Here’s how it works: burial discovered with two skeletons; spear near one interpreted as evidence for that body being male. Analysis of bones show that this body is in fact female: conservation of gender ensues: spear reassigned as no longer associated with the buried woman. Gender conserved: system stays the same.

Now in this account, I am an external force acting on the system.

The story, courtesy of Zenobia, Empress of the East, where Judith Weingarten covered this thoroughly back on October 6, starts in September:

Italian archaeologists discovered a remarkable, intact Etruscan burial at Tarquinia…. Within the burial chamber was the complete skeleton of an individual resting on a stone platform with an iron spear lying alongside the body…. a still unopened jewellery box on the opposite narrower platform hints at more treasures to come.  On that platform, too, were the incinerated remains of a second person, presumably his wife….

Osteological analysis (reported on 26 September) indicates that the body on the bigger platform was that of a woman who was 35 – 40 years old when she died.  And the incinerated corpse on the narrower platform belonged to a male….[Prof. Mandolesi said] “The lance, in all probability, was deposited as a symbol of the union between the two deceased.”

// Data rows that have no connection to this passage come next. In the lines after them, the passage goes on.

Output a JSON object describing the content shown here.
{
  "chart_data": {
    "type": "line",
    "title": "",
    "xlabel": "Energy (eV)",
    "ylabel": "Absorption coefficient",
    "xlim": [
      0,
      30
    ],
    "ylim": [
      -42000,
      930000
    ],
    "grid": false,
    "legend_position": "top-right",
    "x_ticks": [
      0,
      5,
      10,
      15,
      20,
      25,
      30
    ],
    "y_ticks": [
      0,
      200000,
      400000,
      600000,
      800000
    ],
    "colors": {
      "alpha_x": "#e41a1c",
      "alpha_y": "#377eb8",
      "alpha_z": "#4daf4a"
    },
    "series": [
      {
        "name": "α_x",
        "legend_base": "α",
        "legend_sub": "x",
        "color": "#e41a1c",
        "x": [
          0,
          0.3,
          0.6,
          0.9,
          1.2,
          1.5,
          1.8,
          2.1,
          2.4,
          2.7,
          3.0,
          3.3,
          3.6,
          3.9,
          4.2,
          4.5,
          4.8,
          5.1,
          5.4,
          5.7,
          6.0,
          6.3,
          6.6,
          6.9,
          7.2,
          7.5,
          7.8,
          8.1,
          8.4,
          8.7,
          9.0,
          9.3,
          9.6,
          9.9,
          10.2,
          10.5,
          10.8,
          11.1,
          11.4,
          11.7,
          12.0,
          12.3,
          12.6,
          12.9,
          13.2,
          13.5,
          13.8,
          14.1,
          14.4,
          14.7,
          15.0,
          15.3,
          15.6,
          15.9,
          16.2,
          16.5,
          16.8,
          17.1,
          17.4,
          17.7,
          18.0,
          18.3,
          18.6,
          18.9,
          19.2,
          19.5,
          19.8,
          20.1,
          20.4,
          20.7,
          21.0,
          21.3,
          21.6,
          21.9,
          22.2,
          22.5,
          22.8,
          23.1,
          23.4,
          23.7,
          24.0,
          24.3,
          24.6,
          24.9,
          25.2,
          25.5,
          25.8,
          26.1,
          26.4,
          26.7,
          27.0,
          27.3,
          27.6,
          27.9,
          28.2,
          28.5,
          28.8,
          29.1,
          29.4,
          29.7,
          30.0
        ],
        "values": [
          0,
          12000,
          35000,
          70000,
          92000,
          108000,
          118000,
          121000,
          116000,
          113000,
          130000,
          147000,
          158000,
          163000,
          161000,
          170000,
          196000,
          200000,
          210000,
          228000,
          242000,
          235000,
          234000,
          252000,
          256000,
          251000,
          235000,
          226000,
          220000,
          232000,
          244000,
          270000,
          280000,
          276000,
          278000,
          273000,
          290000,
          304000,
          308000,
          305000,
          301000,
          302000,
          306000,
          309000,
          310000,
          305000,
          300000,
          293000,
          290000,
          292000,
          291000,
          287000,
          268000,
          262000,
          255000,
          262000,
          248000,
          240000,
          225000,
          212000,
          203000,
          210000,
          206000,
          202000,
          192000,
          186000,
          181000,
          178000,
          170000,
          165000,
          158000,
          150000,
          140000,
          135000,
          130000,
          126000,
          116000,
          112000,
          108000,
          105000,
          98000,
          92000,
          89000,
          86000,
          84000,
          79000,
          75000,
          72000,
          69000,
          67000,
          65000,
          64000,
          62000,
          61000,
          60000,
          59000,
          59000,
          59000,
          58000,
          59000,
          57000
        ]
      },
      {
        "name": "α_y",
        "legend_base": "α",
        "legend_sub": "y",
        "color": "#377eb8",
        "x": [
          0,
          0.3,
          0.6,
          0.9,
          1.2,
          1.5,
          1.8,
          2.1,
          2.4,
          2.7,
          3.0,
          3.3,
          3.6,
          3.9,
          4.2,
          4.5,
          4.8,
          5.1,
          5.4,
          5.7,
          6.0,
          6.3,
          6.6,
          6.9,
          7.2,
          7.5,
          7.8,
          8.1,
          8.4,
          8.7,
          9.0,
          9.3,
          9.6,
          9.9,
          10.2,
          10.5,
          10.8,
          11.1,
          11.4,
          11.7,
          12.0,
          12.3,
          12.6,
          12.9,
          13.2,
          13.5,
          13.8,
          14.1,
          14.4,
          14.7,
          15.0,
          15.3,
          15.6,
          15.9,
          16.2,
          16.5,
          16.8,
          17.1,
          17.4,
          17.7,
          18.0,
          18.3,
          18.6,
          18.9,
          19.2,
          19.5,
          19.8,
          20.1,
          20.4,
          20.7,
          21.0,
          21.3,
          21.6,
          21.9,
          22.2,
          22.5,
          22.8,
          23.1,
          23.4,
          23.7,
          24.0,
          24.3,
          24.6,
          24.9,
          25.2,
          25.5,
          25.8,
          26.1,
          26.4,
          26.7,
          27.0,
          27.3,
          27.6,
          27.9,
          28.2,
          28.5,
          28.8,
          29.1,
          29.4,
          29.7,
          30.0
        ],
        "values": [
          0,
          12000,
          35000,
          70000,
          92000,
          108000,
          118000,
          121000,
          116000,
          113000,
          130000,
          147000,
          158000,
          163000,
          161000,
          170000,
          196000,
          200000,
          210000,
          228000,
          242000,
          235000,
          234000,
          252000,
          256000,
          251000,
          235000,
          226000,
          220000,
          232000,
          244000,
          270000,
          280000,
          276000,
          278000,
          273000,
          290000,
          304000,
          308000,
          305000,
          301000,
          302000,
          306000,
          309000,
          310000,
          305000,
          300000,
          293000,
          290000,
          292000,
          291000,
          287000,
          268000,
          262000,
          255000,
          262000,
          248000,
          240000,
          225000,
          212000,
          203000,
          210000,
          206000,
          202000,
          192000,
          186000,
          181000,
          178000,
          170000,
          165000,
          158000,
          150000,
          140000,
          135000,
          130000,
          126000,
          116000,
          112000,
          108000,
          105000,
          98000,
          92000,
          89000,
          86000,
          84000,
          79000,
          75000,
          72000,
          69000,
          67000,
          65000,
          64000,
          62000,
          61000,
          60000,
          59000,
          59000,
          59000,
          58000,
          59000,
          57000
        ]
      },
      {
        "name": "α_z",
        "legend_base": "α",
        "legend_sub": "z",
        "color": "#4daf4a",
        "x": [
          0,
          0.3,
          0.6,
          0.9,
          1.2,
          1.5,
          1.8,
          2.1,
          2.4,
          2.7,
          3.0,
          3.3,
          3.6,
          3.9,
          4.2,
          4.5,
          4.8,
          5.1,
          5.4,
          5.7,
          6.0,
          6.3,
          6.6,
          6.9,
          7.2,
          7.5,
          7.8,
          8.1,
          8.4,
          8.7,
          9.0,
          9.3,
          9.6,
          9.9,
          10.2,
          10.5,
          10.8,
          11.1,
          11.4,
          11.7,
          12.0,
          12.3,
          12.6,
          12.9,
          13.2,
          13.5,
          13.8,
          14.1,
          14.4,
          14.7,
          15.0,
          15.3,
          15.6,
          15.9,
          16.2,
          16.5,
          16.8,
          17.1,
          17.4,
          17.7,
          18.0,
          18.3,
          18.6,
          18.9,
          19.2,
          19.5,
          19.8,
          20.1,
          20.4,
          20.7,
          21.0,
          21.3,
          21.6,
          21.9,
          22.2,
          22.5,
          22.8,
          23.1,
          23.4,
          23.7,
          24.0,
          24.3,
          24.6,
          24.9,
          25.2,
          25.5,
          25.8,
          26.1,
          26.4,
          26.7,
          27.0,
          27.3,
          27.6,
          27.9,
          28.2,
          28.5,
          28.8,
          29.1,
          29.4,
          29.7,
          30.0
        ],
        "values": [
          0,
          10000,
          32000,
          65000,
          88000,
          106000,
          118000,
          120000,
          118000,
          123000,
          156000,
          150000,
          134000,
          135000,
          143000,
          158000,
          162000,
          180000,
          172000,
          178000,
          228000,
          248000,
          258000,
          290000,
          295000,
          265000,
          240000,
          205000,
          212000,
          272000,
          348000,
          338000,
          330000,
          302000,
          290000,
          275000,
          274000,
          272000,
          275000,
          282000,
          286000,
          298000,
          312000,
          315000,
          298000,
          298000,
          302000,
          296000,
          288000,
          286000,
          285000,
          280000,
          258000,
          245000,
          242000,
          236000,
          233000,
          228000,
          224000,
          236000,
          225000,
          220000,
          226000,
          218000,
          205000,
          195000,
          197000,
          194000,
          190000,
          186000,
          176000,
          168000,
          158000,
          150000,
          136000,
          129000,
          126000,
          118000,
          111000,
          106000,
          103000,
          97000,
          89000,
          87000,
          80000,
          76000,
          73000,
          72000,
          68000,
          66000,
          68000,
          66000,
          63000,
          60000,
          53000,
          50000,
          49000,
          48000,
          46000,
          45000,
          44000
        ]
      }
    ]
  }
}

The story started making the rounds in the press this weekend, with headlines emphasizing that scientific analysis had determined the skeleton originally associated with the spear is actually female.

By late today, the US media were reprinting the story (including discussing Weingarten’s blog post) under a uniform headline, He or she? Prince in ancient tomb might actually be princess.

Throughout the reporting, despite Weingarten’s trenchant clarification of the original mistake– which was assigning gender based on associated artifacts assumed to belong to one sex— the media seemed to be unable to understand her other point:

the newly-identified lady still doesn’t get credited with her own lance.  The thought doesn’t even arise that it might be a symbol of her power and authority rather than the weapon of a warrior.

If the spear head was associated with the body originally, considered property of that person, then it is inconsistent to change its ownership.

That’s conservation of gender: Spear points are male. So the lady cannot own one.

The thought doesn’t even arise that it might be a symbol of her power and authority rather than the weapon of a warrior.

The closest the media can get to this: maybe instead of a warrior prince, she is a warrior princess.

The thought doesn’t even arise that it might be a symbol of her power and authority.

Conservation of gender. Girls aren’t powerful or authoritative.

It might be a symbol of her power and authority.

And that is how you bring an external force to act on a system.